Two Angles to Sustainable Pace

At the Scrum User Group South Africa meeting last night Marius de Beer did a really good talk about Software Development Practices.  It’s been a long while since I saw anyone attempt to draw so much from such widely spread corners of wisdom.  In one slide Marius mentioned the practice of Sustainable Pace.  Many take the view that this is about cutting back on working overtime and that it supports the principles of energised work, and work-life balance.  Marius did make the same point, and it is correct.
But there is another angle to Sustainable Pace.  As a developer, you need to build a rhythm, or flow.  It’s a cadence that you establish as you are writing code.  It’s a cadence that TDD helps you establish itself.  This cadence is also sustainable pace.  And one thing that kills this cadence and your pace in a flash is a mid-stream meeting.

In the panel discussion afterwards, there was a question at the end regarding ways to reduce the number of meetings which I just glossed over.  If you schedule meetings with developers for only the first hour in the morning, you not only reduce the number of meetings but, also, you don’t destroy the sustainable pace built up from the morning.

So, don’t think about pace as just working 7 hours a day, it’s about what you do in the 7 hours that matters.  Get the rhythm going and be anal about things that can kill your flow mid-stream; especially meetings.

6 thoughts on “Two Angles to Sustainable Pace

  1. I like the idea – though it doesn’t work so well when the team starts the day at different times – for some the 1 hour meeting will fall well into their work day.
    I try and do meetings every week on the same day. So team X knows that Wednesday from 10 to 1 they have a meeting – usually a few, and its important they attend. I also try my best to minimize meeting time. Just because the room is booked for an hour doesn’t mean we have to sit there for an hour 🙂

    • Hi Sam
      Sure, it can get more complicated with teams starting at different times, but the key point is that developers need uninterrupted time to establish a rhythm which leads to a sustainable pace. So, I’d still try to optimise this by shifting meetings involving developers to the beginning of their day, regardless of the time they start.

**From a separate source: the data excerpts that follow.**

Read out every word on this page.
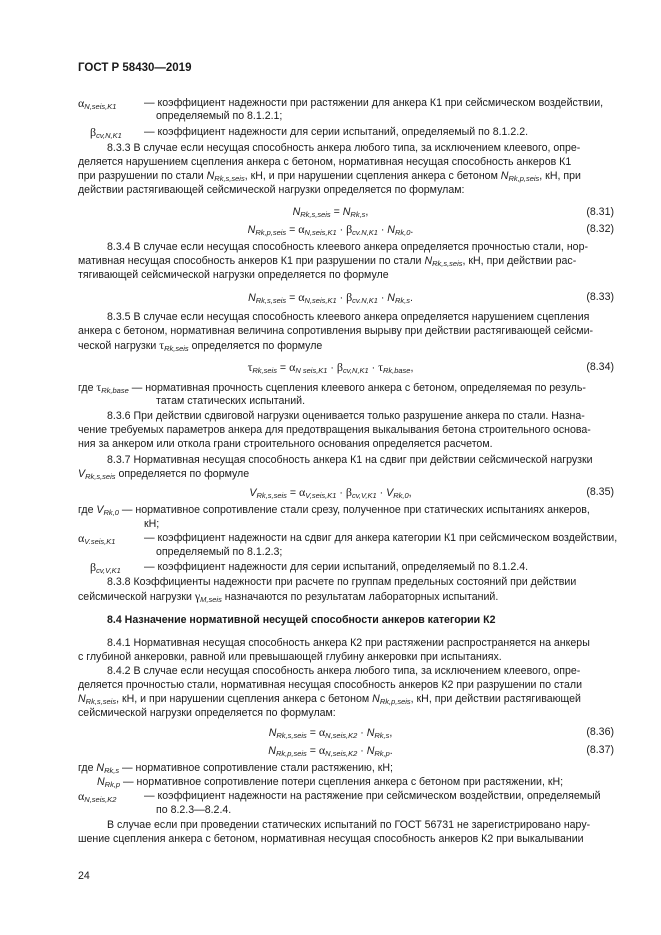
ГОСТ Р 58430—2019
$\alpha_{N,seis,K1}$	— коэффициент надежности при растяжении для анкера К1 при сейсмическом воздействии,
определяемый по 8.1.2.1;
$\beta_{cv,N,K1}$ — коэффициент надежности для серии испытаний, определяемый по 8.1.2.2.
8.3.3 В случае если несущая способность анкера любого типа, за исключением клеевого, опре-
деляется нарушением сцепления анкера с бетоном, нормативная несущая способность анкеров К1
при разрушении по стали $N_{Rk,s,seis}$, кН, и при нарушении сцепления анкера с бетоном $N_{Rk,p,seis}$, кН, при
действии растягивающей сейсмической нагрузки определяется по формулам:
$N_{Rk,s,seis} = N_{Rk,s}$,	(8.31)
$N_{Rk,p,seis} = \alpha_{N,seis,K1} \cdot \beta_{cv.N,K1} \cdot N_{Rk,0}$.	(8.32)
8.3.4 В случае если несущая способность клеевого анкера определяется прочностью стали, нор-
мативная несущая способность анкеров К1 при разрушении по стали $N_{Rk,s,seis}$, кН, при действии рас-
тягивающей сейсмической нагрузки определяется по формуле
$N_{Rk,s,seis} = \alpha_{N,seis,K1} \cdot \beta_{cv.N,K1} \cdot N_{Rk,s}$.	(8.33)
8.3.5 В случае если несущая способность клеевого анкера определяется нарушением сцепления
анкера с бетоном, нормативная величина сопротивления вырыву при действии растягивающей сейсми-
ческой нагрузки $\tau_{Rk,seis}$ определяется по формуле
$\tau_{Rk,seis} = \alpha_{N seis,K1} \cdot \beta_{cv,N,K1} \cdot \tau_{Rk,base}$,	(8.34)
где $\tau_{Rk,base}$ — нормативная прочность сцепления клеевого анкера с бетоном, определяемая по резуль-
татам статических испытаний.
8.3.6 При действии сдвиговой нагрузки оценивается только разрушение анкера по стали. Назна-
чение требуемых параметров анкера для предотвращения выкалывания бетона строительного основа-
ния за анкером или откола грани строительного основания определяется расчетом.
8.3.7 Нормативная несущая способность анкера К1 на сдвиг при действии сейсмической нагрузки
$V_{Rk,s,seis}$ определяется по формуле
$V_{Rk,s,seis} = \alpha_{V,seis,K1} \cdot \beta_{cv,V,K1} \cdot V_{Rk,0}$,	(8.35)
где $V_{Rk,0}$ — нормативное сопротивление стали срезу, полученное при статических испытаниях анкеров,
кН;
$\alpha_{V.seis,K1}$	— коэффициент надежности на сдвиг для анкера категории К1 при сейсмическом воздействии,
определяемый по 8.1.2.3;
$\beta_{cv,V,K1}$ — коэффициент надежности для серии испытаний, определяемый по 8.1.2.4.
8.3.8 Коэффициенты надежности при расчете по группам предельных состояний при действии
сейсмической нагрузки $\gamma_{M,seis}$ назначаются по результатам лабораторных испытаний.
8.4 Назначение нормативной несущей способности анкеров категории К2
8.4.1 Нормативная несущая способность анкера К2 при растяжении распространяется на анкеры
с глубиной анкеровки, равной или превышающей глубину анкеровки при испытаниях.
8.4.2 В случае если несущая способность анкера любого типа, за исключением клеевого, опре-
деляется прочностью стали, нормативная несущая способность анкеров К2 при разрушении по стали
$N_{Rk,s,seis}$, кН, и при нарушении сцепления анкера с бетоном $N_{Rk,p,seis}$, кН, при действии растягивающей
сейсмической нагрузки определяется по формулам:
$N_{Rk,s,seis} = \alpha_{N,seis,K2} \cdot N_{Rk,s}$,	(8.36)
$N_{Rk,p,seis} = \alpha_{N,seis,K2} \cdot N_{Rk,p}$.	(8.37)
где $N_{Rk,s}$ — нормативное сопротивление стали растяжению, кН;
$N_{Rk,p}$ — нормативное сопротивление потери сцепления анкера с бетоном при растяжении, кН;
$\alpha_{N,seis,K2}$	— коэффициент надежности на растяжение при сейсмическом воздействии, определяемый
по 8.2.3—8.2.4.
В случае если при проведении статических испытаний по ГОСТ 56731 не зарегистрировано нару-
шение сцепления анкера с бетоном, нормативная несущая способность анкеров К2 при выкалывании
24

  2. I tend to agree with Aslam. What really affected my thinking on the topic of meetings was this post from Paul Graham:
    http://www.paulgraham.com/makersschedule.html
    In particular:
    “I find one meeting can sometimes affect a whole day. A meeting commonly blows at least half a day, by breaking up a morning or afternoon. But in addition there’s sometimes a cascading effect. If I know the afternoon is going to be broken up, I’m slightly less likely to start something ambitious in the morning. I know this may sound oversensitive, but if you’re a maker, think of your own case. Don’t your spirits rise at the thought of having an entire day free to work, with no appointments at all?”

  3. And then I had this other thought; so what you’re saying Aslam, that flow is good if you’re a developer, but not if you’re a business person demanding value? 😛

    • Hey Carlo,
      Very funny. But don’t confuse the “developer flow” with the Kanban flow. Flow is not fractal in nature. Developer flow is all rhythm that you establish while coding. It’s not about cycle times, etc. It’s about a cadence that comes from TDD, mostly.

  4. At InnerWorkings we had a fairly flexi time. People could arrive in the morning between 8:00 and 9:30 (traffic in Dublin can be bad) As a consequence, we established daily standup meetings at 9:35 sharp. 15 minutes or less, of course. That established a true cadence and cut down a lot of waste (people can go on a tangent for too long otherwise).Sometimes, those meetings would lead to quick “let’s discuss it offline” with quick brainstorming with the people involved. No extra ceremony, no “agendas”, emphasis on delivering value rather than activities.